Kinda? The original dataset gave some pretty wrong results, but the ‘data/DeLaFuenteEtAl_2014_RawData-OSF-corrected_EHedit.xls’ dataset was more accurate. It still wasn’t 100%, and it is a couple hundredths off for the specific statistical values.
How difficult was it to reproduce your results?

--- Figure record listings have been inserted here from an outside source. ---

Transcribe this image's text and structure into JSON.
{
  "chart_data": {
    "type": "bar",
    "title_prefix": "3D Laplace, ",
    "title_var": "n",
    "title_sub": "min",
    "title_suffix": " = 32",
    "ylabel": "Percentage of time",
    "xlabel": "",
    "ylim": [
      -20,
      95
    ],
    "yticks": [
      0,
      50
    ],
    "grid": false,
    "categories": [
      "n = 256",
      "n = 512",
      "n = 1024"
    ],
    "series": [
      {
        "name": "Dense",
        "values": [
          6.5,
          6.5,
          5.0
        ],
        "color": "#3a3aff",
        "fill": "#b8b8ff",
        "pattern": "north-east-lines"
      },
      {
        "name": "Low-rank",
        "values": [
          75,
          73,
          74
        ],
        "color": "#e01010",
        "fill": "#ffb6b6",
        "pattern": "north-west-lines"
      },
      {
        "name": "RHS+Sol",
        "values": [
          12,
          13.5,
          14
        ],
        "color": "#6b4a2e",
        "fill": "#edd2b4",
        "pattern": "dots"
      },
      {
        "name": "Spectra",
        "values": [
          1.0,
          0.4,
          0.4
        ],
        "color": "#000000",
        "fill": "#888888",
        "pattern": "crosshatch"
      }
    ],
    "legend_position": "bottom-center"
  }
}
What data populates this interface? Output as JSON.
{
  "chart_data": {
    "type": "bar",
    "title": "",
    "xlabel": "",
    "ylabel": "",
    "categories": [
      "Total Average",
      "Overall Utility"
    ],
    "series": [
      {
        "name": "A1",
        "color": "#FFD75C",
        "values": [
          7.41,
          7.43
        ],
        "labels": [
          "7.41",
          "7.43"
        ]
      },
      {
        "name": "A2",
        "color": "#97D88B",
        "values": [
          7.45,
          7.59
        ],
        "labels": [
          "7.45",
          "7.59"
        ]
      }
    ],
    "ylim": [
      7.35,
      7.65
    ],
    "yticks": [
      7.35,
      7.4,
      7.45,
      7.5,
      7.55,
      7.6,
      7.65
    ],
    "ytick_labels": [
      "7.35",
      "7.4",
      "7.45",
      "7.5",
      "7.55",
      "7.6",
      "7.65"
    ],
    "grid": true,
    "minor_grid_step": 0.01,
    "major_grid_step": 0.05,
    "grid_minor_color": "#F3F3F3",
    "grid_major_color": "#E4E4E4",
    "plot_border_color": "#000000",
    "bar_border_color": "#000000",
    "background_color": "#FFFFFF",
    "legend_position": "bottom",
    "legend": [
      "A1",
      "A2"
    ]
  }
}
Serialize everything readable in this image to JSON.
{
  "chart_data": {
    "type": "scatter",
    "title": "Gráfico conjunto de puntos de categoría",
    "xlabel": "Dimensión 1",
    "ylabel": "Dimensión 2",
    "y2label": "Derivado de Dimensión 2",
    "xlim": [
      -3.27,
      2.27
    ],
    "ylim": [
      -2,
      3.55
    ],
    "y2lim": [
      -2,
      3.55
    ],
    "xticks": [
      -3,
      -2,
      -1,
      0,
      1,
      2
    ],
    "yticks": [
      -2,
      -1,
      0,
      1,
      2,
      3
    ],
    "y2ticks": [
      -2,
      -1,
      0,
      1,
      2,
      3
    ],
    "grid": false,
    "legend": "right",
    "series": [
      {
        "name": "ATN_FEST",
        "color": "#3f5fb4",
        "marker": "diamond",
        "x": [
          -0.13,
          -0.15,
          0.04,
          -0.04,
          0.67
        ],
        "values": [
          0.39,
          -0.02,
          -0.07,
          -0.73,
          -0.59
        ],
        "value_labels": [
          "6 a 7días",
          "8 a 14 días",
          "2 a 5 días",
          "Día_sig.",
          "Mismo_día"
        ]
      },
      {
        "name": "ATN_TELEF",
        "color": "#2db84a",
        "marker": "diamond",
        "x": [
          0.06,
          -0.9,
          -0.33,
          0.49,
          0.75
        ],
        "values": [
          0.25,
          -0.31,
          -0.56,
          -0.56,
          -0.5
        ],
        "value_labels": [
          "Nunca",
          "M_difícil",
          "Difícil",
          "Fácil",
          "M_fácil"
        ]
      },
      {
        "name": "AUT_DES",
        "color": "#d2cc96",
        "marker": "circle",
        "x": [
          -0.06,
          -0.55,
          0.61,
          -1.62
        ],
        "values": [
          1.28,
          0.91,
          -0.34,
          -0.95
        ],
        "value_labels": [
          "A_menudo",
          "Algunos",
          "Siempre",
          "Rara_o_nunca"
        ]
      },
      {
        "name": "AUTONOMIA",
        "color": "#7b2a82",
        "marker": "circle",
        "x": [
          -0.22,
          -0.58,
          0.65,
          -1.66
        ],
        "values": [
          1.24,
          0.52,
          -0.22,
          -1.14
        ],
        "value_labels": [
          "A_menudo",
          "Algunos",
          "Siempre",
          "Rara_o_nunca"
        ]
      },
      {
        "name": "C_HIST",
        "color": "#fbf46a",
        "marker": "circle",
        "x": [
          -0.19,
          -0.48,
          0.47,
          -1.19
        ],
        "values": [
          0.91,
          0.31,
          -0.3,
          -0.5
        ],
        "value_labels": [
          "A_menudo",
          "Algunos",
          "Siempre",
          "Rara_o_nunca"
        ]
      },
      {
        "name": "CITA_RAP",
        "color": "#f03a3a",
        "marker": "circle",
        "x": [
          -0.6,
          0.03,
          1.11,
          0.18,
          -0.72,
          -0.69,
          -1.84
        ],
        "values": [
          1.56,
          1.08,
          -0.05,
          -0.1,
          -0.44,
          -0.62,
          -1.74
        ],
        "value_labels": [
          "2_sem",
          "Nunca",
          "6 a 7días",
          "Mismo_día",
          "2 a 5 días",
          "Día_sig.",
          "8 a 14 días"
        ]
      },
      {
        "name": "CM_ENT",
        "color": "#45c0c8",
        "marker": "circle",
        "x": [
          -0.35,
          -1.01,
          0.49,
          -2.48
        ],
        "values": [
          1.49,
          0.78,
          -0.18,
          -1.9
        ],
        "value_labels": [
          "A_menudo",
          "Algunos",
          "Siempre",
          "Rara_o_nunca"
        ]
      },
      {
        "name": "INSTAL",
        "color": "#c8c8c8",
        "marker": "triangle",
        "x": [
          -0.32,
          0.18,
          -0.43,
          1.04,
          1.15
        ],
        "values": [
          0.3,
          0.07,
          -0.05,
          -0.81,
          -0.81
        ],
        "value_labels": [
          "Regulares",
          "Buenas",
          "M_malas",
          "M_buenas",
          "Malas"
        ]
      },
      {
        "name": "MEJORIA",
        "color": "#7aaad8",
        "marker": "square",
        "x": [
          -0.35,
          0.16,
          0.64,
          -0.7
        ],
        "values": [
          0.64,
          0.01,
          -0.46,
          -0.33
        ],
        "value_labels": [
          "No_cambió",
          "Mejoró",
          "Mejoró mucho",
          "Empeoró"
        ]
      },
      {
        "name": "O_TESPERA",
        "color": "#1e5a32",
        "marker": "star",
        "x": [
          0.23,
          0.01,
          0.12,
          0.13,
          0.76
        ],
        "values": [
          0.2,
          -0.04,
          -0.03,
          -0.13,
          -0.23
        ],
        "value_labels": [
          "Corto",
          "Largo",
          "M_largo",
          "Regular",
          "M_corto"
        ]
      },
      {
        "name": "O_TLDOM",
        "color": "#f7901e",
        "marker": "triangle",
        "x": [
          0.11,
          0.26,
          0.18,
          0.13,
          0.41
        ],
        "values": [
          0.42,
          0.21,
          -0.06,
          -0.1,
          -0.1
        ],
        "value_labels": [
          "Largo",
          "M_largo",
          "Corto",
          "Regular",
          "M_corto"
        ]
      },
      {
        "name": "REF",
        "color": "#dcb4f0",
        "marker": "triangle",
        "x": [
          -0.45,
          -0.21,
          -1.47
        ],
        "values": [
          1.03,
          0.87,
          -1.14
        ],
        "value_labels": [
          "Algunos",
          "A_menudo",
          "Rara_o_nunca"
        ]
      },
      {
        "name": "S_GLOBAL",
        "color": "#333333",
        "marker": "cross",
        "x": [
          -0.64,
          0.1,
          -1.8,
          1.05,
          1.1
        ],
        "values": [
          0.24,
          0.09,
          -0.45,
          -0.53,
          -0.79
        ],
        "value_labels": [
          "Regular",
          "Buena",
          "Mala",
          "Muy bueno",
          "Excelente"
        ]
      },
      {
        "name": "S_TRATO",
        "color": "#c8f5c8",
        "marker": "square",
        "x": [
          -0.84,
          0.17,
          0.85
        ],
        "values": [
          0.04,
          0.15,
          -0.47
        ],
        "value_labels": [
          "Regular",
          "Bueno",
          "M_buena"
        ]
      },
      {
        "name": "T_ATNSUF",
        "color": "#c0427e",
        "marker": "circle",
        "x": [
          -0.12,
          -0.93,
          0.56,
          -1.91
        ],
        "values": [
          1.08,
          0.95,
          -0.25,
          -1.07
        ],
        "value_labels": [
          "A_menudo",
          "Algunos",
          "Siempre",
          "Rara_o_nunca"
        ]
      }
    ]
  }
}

Fairly. I had issues with the between subject comparisons since all participants were labeled 1-40. I had to relabel them with Spaniard or Moroccan prepended to make it work.
What aspects made it difficult? What aspects made it easy?
Bad labeling and missing data in the original dataset made it a bit more difficult. The tests themselves were fine though (ignoring the slight errors).